The .NET Regex does not have an explicit mechanism for excluding certain data in your search. For example, I ran across a problem where I needed to find all instances of The Word in some text but I needed to ignore any instance of The Word that may have been found inside of a tag (<>) or inside of an href pair (<a href="blahblah">The Word</a>).
Not a straight forward problem. In my search I saw some really strange solutions including everything from walking the HTML DOM tree to custom parsers and worse. Most of the time, when you're writing code, if it makes you feel dirty then there's probably a better solution.
I eventually stumbled on this:
The idea is to attack this problem with match groups. The basic pseudo pattern is as follows:
string pattern = @"(PatternIWantToAvoid)|(MaybeAnotherPatternIwantToAvoid)|(ThePatternIWant)";
Notice how we have three Match groups there, denoted by the parenthesis. Each group is separated by the OR operator ("|"). The end result is that you will match all three patterns, but atomically. In other words, when you get your match groups back, you only care about what's in group #3 (in this case). Match group 0 is the entire string (as per usual). Match group 1 will ctonain matches for "PatternIWantToAvoid", match group 2 will contain matches for "MaybeAnotherPatternIWantToAvoid" and finally match group 3 is the "ThePatternIWant".
To restate the original problem I faced...

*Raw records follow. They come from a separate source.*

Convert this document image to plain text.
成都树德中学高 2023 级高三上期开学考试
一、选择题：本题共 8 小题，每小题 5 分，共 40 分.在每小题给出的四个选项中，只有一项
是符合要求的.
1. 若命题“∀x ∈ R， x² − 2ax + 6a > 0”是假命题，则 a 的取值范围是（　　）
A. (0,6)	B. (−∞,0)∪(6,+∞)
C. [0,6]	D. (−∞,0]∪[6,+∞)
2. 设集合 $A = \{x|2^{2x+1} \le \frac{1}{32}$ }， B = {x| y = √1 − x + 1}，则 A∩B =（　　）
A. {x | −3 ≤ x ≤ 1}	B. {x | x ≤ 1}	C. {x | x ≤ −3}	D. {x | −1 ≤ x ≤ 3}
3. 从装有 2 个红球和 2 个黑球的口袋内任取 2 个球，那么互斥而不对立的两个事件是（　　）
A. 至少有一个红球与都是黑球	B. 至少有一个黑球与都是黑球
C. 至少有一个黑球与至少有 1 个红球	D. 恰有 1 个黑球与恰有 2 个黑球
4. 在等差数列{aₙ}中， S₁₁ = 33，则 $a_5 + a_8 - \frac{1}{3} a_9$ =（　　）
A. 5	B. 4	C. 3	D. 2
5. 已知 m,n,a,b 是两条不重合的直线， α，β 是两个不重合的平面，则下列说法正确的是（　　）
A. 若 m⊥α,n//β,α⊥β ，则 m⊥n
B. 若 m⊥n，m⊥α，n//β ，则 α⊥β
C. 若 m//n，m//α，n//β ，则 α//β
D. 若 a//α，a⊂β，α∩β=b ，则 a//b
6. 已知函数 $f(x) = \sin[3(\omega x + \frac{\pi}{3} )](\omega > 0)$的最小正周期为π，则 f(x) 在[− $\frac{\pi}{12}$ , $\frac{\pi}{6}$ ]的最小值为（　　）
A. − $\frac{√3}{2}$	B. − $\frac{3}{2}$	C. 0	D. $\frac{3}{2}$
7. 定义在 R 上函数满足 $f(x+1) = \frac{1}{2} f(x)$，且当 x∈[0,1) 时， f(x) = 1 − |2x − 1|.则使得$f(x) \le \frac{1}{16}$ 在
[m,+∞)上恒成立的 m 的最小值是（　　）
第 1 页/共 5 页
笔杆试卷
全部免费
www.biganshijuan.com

- I want to ignore everything that's a tag, i.e. anything that matches "<.[^>]*>".
- I also want to ignore everything that's an href pair, i.e. anything that matches "<a.*?</a>".
- I want to capture everything that matches "The Word", i.e. "\W(TheWord)\W" (this could be any pattern)

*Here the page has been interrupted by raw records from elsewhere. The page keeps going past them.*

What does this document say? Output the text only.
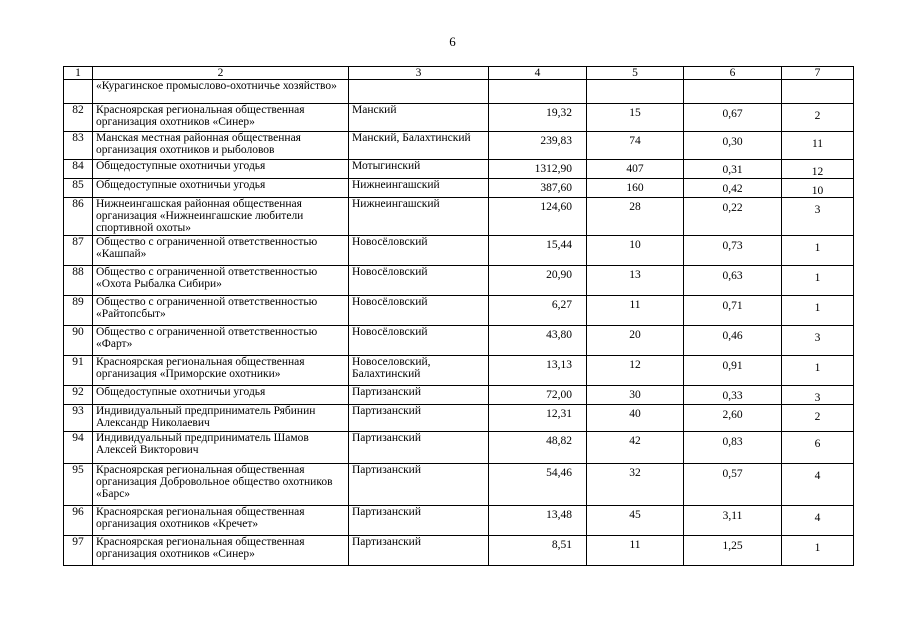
6
1	2	3	4	5	6	7
	«Курагинское промыслово-охотничье хозяйство»					
82	Красноярская региональная общественная организация охотников «Синер»	Манский	19,32	15	0,67	2
83	Манская местная районная общественная организация охотников и рыболовов	Манский, Балахтинский	239,83	74	0,30	11
84	Общедоступные охотничьи угодья	Мотыгинский	1312,90	407	0,31	12
85	Общедоступные охотничьи угодья	Нижнеингашский	387,60	160	0,42	10
86	Нижнеингашская районная общественная организация «Нижнеингашские любители спортивной охоты»	Нижнеингашский	124,60	28	0,22	3
87	Общество с ограниченной ответственностью «Кашпай»	Новосёловский	15,44	10	0,73	1
88	Общество с ограниченной ответственностью «Охота Рыбалка Сибири»	Новосёловский	20,90	13	0,63	1
89	Общество с ограниченной ответственностью «Райтопсбыт»	Новосёловский	6,27	11	0,71	1
90	Общество с ограниченной ответственностью «Фарт»	Новосёловский	43,80	20	0,46	3
91	Красноярская региональная общественная организация «Приморские охотники»	Новоселовский, Балахтинский	13,13	12	0,91	1
92	Общедоступные охотничьи угодья	Партизанский	72,00	30	0,33	3
93	Индивидуальный предприниматель Рябинин Александр Николаевич	Партизанский	12,31	40	2,60	2
94	Индивидуальный предприниматель Шамов Алексей Викторович	Партизанский	48,82	42	0,83	6
95	Красноярская региональная общественная организация Добровольное общество охотников «Барс»	Партизанский	54,46	32	0,57	4
96	Красноярская региональная общественная организация охотников «Кречет»	Партизанский	13,48	45	3,11	4
97	Красноярская региональная общественная организация охотников «Синер»	Партизанский	8,51	11	1,25	1
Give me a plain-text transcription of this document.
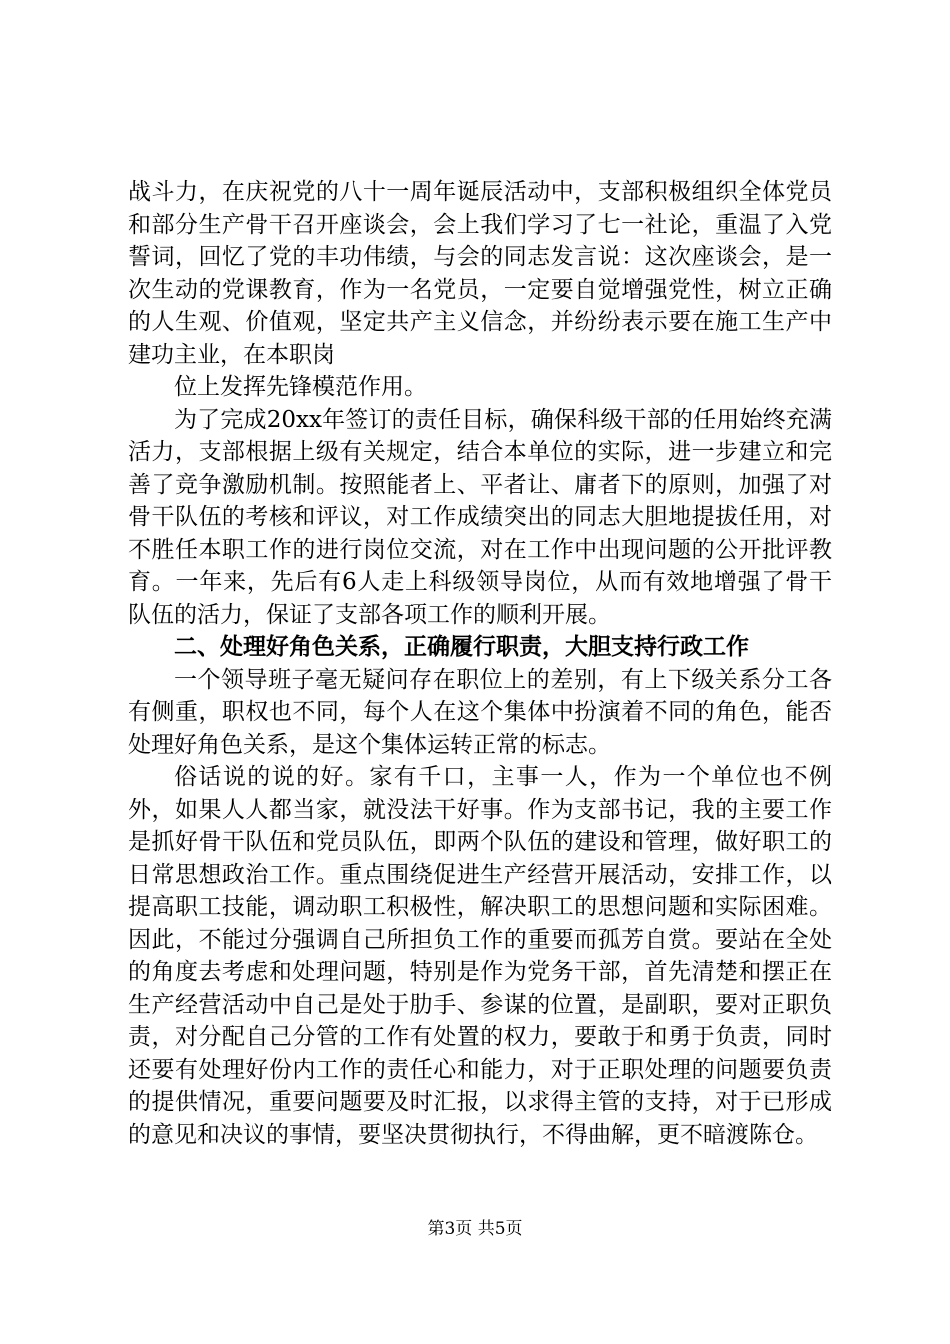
战斗力，在庆祝党的八十一周年诞辰活动中，支部积极组织全体党员和部分生产骨干召开座谈会，会上我们学习了七一社论，重温了入党誓词，回忆了党的丰功伟绩，与会的同志发言说：这次座谈会，是一次生动的党课教育，作为一名党员，一定要自觉增强党性，树立正确的人生观、价值观，坚定共产主义信念，并纷纷表示要在施工生产中建功主业，在本职岗

位上发挥先锋模范作用。

为了完成20xx年签订的责任目标，确保科级干部的任用始终充满活力，支部根据上级有关规定，结合本单位的实际，进一步建立和完善了竞争激励机制。按照能者上、平者让、庸者下的原则，加强了对骨干队伍的考核和评议，对工作成绩突出的同志大胆地提拔任用，对不胜任本职工作的进行岗位交流，对在工作中出现问题的公开批评教育。一年来，先后有6人走上科级领导岗位，从而有效地增强了骨干队伍的活力，保证了支部各项工作的顺利开展。

二、处理好角色关系，正确履行职责，大胆支持行政工作

一个领导班子毫无疑问存在职位上的差别，有上下级关系分工各有侧重，职权也不同，每个人在这个集体中扮演着不同的角色，能否处理好角色关系，是这个集体运转正常的标志。

俗话说的说的好。家有千口，主事一人，作为一个单位也不例外，如果人人都当家，就没法干好事。作为支部书记，我的主要工作是抓好骨干队伍和党员队伍，即两个队伍的建设和管理，做好职工的日常思想政治工作。重点围绕促进生产经营开展活动，安排工作，以提高职工技能，调动职工积极性，解决职工的思想问题和实际困难。因此，不能过分强调自己所担负工作的重要而孤芳自赏。要站在全处的角度去考虑和处理问题，特别是作为党务干部，首先清楚和摆正在生产经营活动中自己是处于肋手、参谋的位置，是副职，要对正职负责，对分配自己分管的工作有处置的权力，要敢于和勇于负责，同时还要有处理好份内工作的责任心和能力，对于正职处理的问题要负责的提供情况，重要问题要及时汇报，以求得主管的支持，对于已形成的意见和决议的事情，要坚决贯彻执行，不得曲解，更不暗渡陈仓。

第3页 共5页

My final regex pattern then looks like this:
string pattern = string.Format(@"(<a.*?</a>)|(<.[^>]*>)|\W({0})\W", targetKeyword)

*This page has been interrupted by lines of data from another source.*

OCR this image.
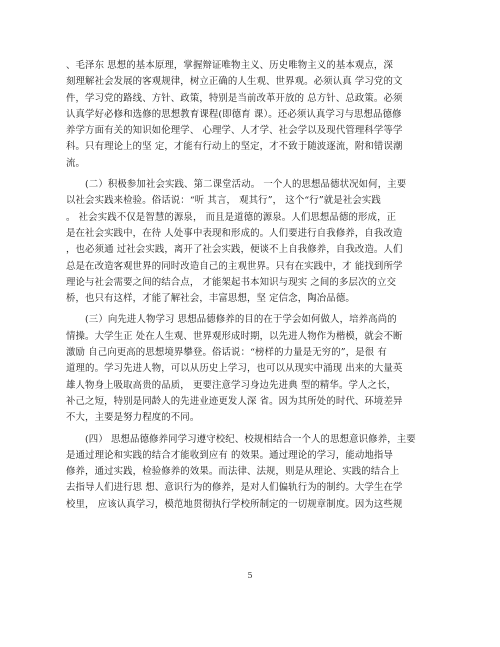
、毛泽东 思想的基本原理，掌握辩证唯物主义、历史唯物主义的基本观点，深
刻理解社会发展的客观规律，树立正确的人生观、世界观。必须认真 学习党的文
件，学习党的路线、方针、政策，特别是当前改革开放的 总方针、总政策。必须
认真学好必修和选修的思想教育课程(即德育 课）。还必须认真学习与思想品德修
养学方面有关的知识如伦理学、 心理学、人才学、社会学以及现代管理科学等学
科。只有理论上的坚 定，才能有行动上的坚定，才不致于随波逐流，附和错误潮
流。

(二）积极参加社会实践、第二课堂活动。 一个人的思想品德状况如何，主要
以社会实践来检验。俗话说：“听 其言， 观其行”， 这个“行”就是社会实践
。 社会实践不仅是智慧的源泉， 而且是道德的源泉。人们思想品德的形成，正
是在社会实践中，在待 人处事中表现和形成的。人们要进行自我修养，自我改造
，也必须通 过社会实践，离开了社会实践，便谈不上自我修养，自我改造。人们
总是在改造客观世界的同时改造自己的主观世界。只有在实践中，才 能找到所学
理论与社会需要之间的结合点， 才能架起书本知识与现实 之间的多层次的立交
桥，也只有这样，才能了解社会，丰富思想，坚 定信念，陶冶品德。

(三）向先进人物学习 思想品德修养的目的在于学会如何做人，培养高尚的
情操。大学生正 处在人生观、世界观形成时期，以先进人物作为楷模，就会不断
激励 自己向更高的思想境界攀登。俗话说：“榜样的力量是无穷的”，是很 有
道理的。学习先进人物，可以从历史上学习，也可以从现实中涌现 出来的大量英
雄人物身上吸取高贵的品质， 更要注意学习身边先进典 型的精华。学人之长，
补己之短，特别是同龄人的先进业迹更发人深 省。因为其所处的时代、环境差异
不大，主要是努力程度的不同。

(四） 思想品德修养同学习遵守校纪、校规相结合一个人的思想意识修养，主要
是通过理论和实践的结合才能收到应有 的效果。通过理论的学习，能动地指导
修养，通过实践，检验修养的效果。而法律、法规，则是从理论、实践的结合上
去指导人们进行思 想、意识行为的修养，是对人们偏轨行为的制约。大学生在学
校里， 应该认真学习，模范地贯彻执行学校所制定的一切规章制度。因为这些规

5
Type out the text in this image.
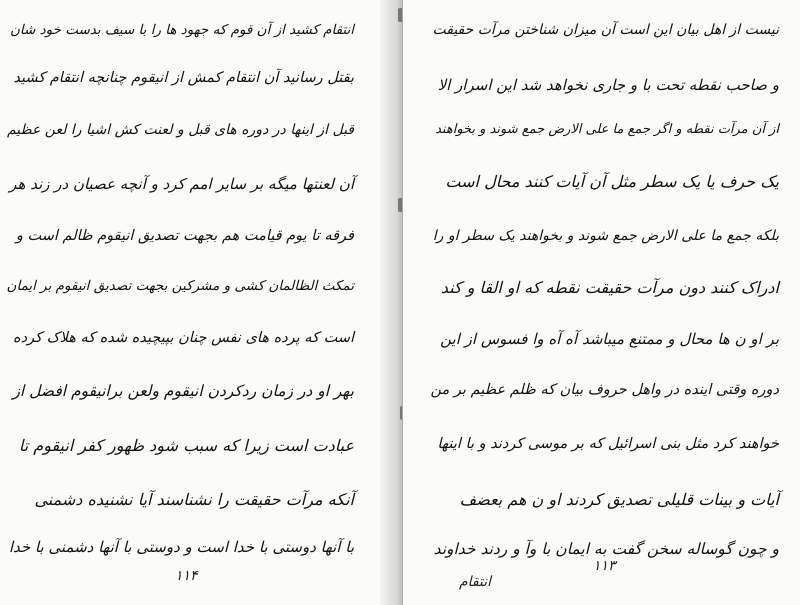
انتقام کشید از آن قوم که جهود ها را با سیف بدست خود شان
بقتل رسانید آن انتقام کمش از انیقوم چنانچه انتقام کشید
قبل از اینها در دوره های قبل و لعنت کش اشیا را لعن عظیم
آن لعنتها میگه بر سایر امم کرد و آنچه عصیان در زند هر
فرقه تا یوم قیامت هم بجهت تصدیق انیقوم ظالم است و
تمکث الظالمان کشی و مشرکین بجهت تصدیق انیقوم بر ایمان
است که پرده های نفس چنان بپیچیده شده که هلاک کرده
بهر او در زمان ردکردن انیقوم ولعن برانیقوم افضل از
عبادت است زیرا که سبب شود ظهور کفر انیقوم تا
آنکه مرآت حقیقت را نشناسند آیا نشنیده دشمنی
با آنها دوستی با خدا است و دوستی با آنها دشمنی با خدا
۱۱۴
نیست از اهل بیان این است آن میزان شناختن مرآت حقیقت
و صاحب نقطه تحت با و جاری نخواهد شد این اسرار الا
از آن مرآت نقطه و اگر جمع ما علی الارض جمع شوند و بخواهند
یک حرف یا یک سطر مثل آن آیات کنند محال است
بلکه جمع ما علی الارض جمع شوند و بخواهند یک سطر او را
ادراک کنند دون مرآت حقیقت نقطه که او القا و کند
بر او ن ها محال و ممتنع میباشد آه آه وا فسوس از این
دوره وقتی اینده در واهل حروف بیان که ظلم عظیم بر من
خواهند کرد مثل بنی اسرائیل که بر موسی کردند و با اینها
آیات و بینات قلیلی تصدیق کردند او ن هم بعضف
و چون گوساله سخن گفت به ایمان با وآ و ردند خداوند
۱۱۳
انتقام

And here is the code to actually pull out the desired matches:
1: // Regex to find our keyword in the content string
2: string content = "target text to search";
3: string targetKeyword = "The Word";
4: string pattern = string.Format(@"(<a.*?</a>)|(<.[^>]*>)|\W({0})\W", targetKeyword); // looks for our keyword, but allows us to filter out everything in <tags> as well as everything already hyperlinked via <a href> 5: Regex targetWord = new Regex(pattern, RegexOptions.IgnoreCase | RegexOptions.Singleline | RegexOptions.Multiline);
6: MatchCollection matches = targetWord.Matches(content);
7: for(int i = 0; i < matches.Count; i++)
8: { 9: Match m = matches[i];
10: if (m.Groups[3].Success) // group 3 is where our lonely targetKeyword finds would happen. group 1 is <a href>s and group 2 is other <tags>
11: { 12: string target = m.Groups[3].Value;
13: // Do something wonderous with your newfound treasure here
14: }
15: }
Tah-dah.